FDA says it may relax warning label rule for dietary supplements

The Food and Drug Administration is considering rule change it will reduce the frequency with which food additive warnings appear on packaging, a move experts say could make them easier to miss.

Unlike prescription drugs, the F.D.A. does not consider nutritional supplements safety and effectiveness before they even hit the market.

A 1994 federal law requires supplement companies to include a disclaimer when they make health claims such as “supports immune health,” “promotes heart health,” or improves memory. By law, packages must read in bold letters next to benefit promises: “This statement has not been evaluated by the Food and Drug Administration. This product is not intended to diagnose, treat, treat, or prevent any disease.”

In a letter to dietary supplement makers dated Thursday, Kyle Diamantas, head of the FDA's food division, said the possible proposal would still require companies to include a disclaimer on their products at least once, but would no longer require it to be repeated every time a health claim appears.

Diamantas said the agency rarely follows existing rules and that the change would cut down on label clutter and cut costs.

He did not say when the rule change might take effect, but said the FDA will not enforce existing requirements while it reviews the policy.

“If FDA does not identify significant problems as we continue to review available data and information regarding this request, we will likely propose a rule to modify this requirement,” Diamantas wrote in the letter.

According to the FDA, more than three-quarters of Americans take at least one herbal, mineral or vitamin supplement.
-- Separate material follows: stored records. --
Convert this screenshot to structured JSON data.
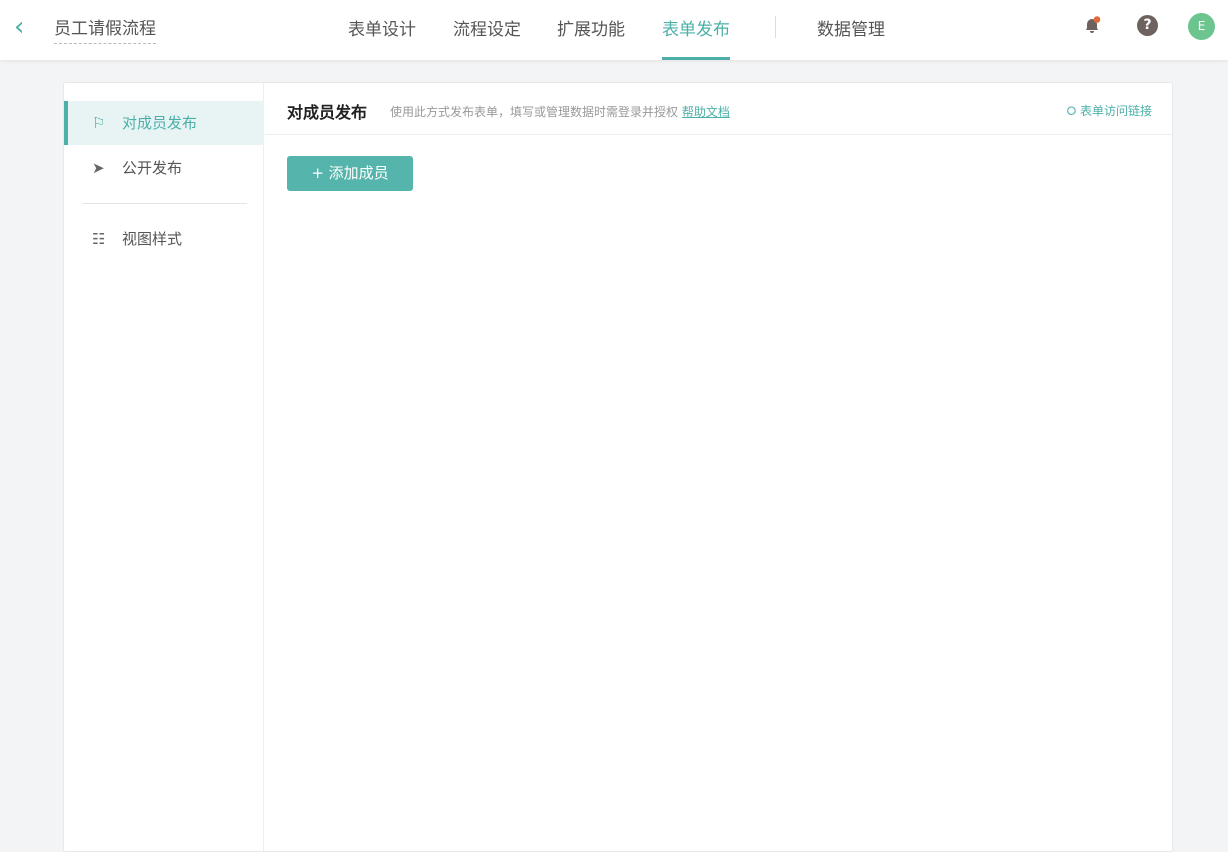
{
  "header": {
    "title": "员工请假流程",
    "tabs": [
      "表单设计",
      "流程设定",
      "扩展功能",
      "表单发布",
      "数据管理"
    ],
    "avatar": "E",
    "help": "?"
  },
  "sidebar": {
    "items": [
      "对成员发布",
      "公开发布",
      "视图样式"
    ]
  },
  "main": {
    "title": "对成员发布",
    "description": "使用此方式发布表单，填写或管理数据时需登录并授权",
    "help_link": "帮助文档",
    "access_link": "表单访问链接",
    "add_button": "添加成员",
    "add_icon": "+"
  },
  "colors": {
    "accent": "#4cb0a8"
  }
}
As much as 100,000 nutritional supplements sold in stores or online in the US

Dr. Peter Cohen, an assistant professor of medicine at Harvard Medical School, said the FDA's decision could be the first step toward making already weak supplement warnings even weaker.
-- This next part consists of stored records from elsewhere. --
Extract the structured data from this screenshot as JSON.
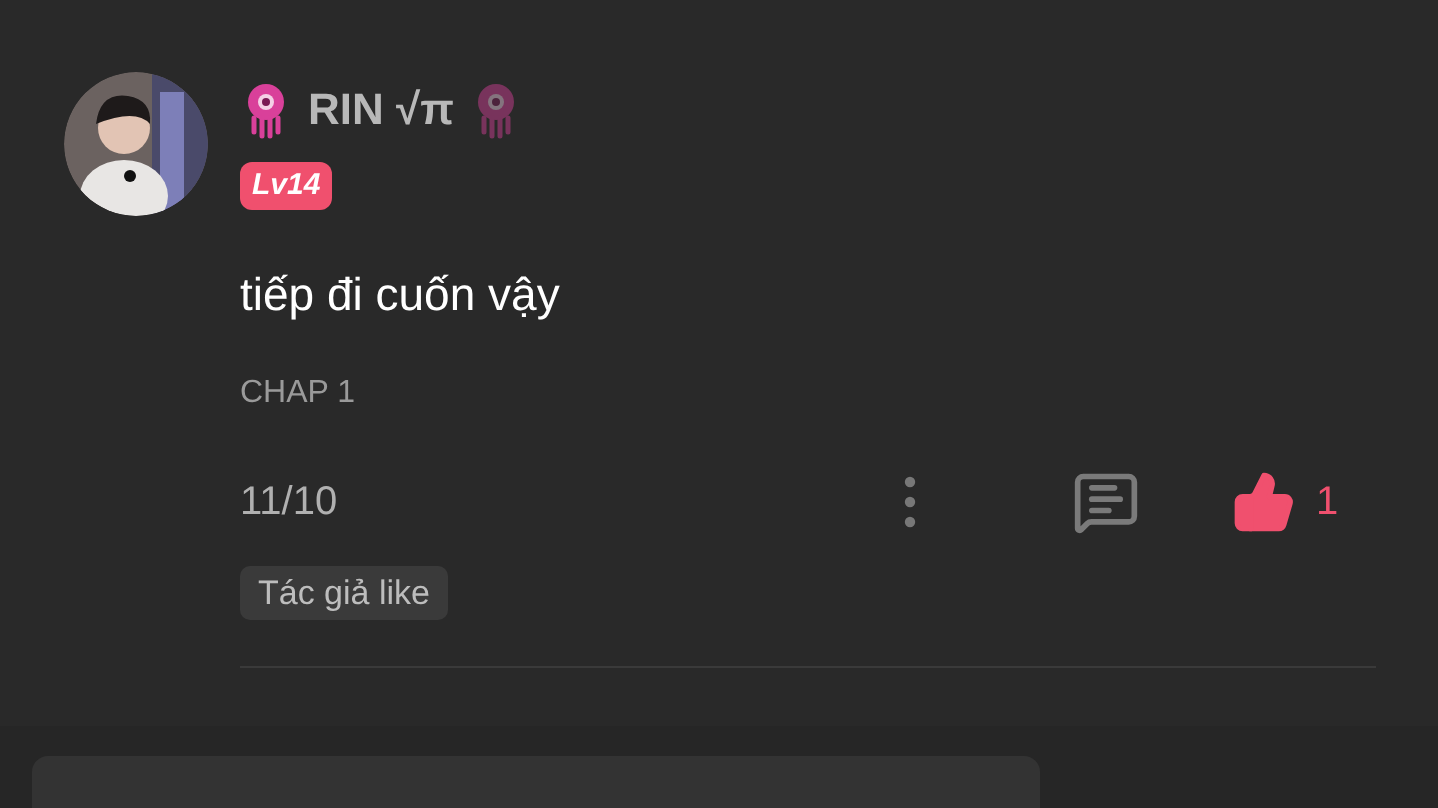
{
  "comment": {
    "user": {
      "name": "RIN √π",
      "level": "Lv14"
    },
    "text": "tiếp đi cuốn vậy",
    "chapter": "CHAP 1",
    "date": "11/10",
    "likes": "1",
    "liked": true,
    "tag": "Tác giả like"
  }
}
“Then you start saying things like, ‘We only want it on the bottle itself,’” Cohen said. “Then you say, 'It should only be in the back.' Then you let the print get smaller.”

In a statement, Andrew Nixon, a spokesman for the Department of Health and Human Services, which oversees the FDA, said the change would not make it more difficult for consumers to notice the warning, adding that “a growing number of Americans are paying more attention to food labels.”

Dietary supplements are popular among figures associated with the Make America Healthy Again movement. Dr. Mehmet Oz, administrator of the Centers for Medicare and Medicaid Services, comes under fire during his confirmation hearing in March for his previous promotions of supplements, he called them a “magic weight loss cure” or a “miracle in a bottle.”

Health Secretary Robert F. Kennedy Jr., who has said he himself takes a wide range of supplements, said the Trump administration will seek to free Americans from what he called an “aggressive crackdown” by the FDA vitamins and nutritional supplements.

Scott Gottlieb, a former FDA commissioner, said he's not sure what this means for consumers, but the rule change means dietary supplement makers won't have to make disclaimers as prominent, possibly making them easier to miss.

Cohen countered that because dietary supplements are not tested before sale, products may contain different amounts of ingredients than stated on the label, or the ingredients are not listed at all.

Cohen's 2023 article published in the Journal of the American Medical Association found that nearly 9 out of 10 brands of melatonin gummies were inaccurately labeled.

“This further undermines consumers' ability to understand the true health implications,” Cohen said.

Steve Meester, president and CEO of the Council for Responsible Nutrition, a trade group for the dietary supplement industry, said in a statement that the group “welcomes” the FDA's clarification on warning labels.

The group previously told the FDA that a single disclaimer on a supplement label, associated with health claims with an asterisk or similar symbol, is sufficient to inform people and meet the purposes of federal law.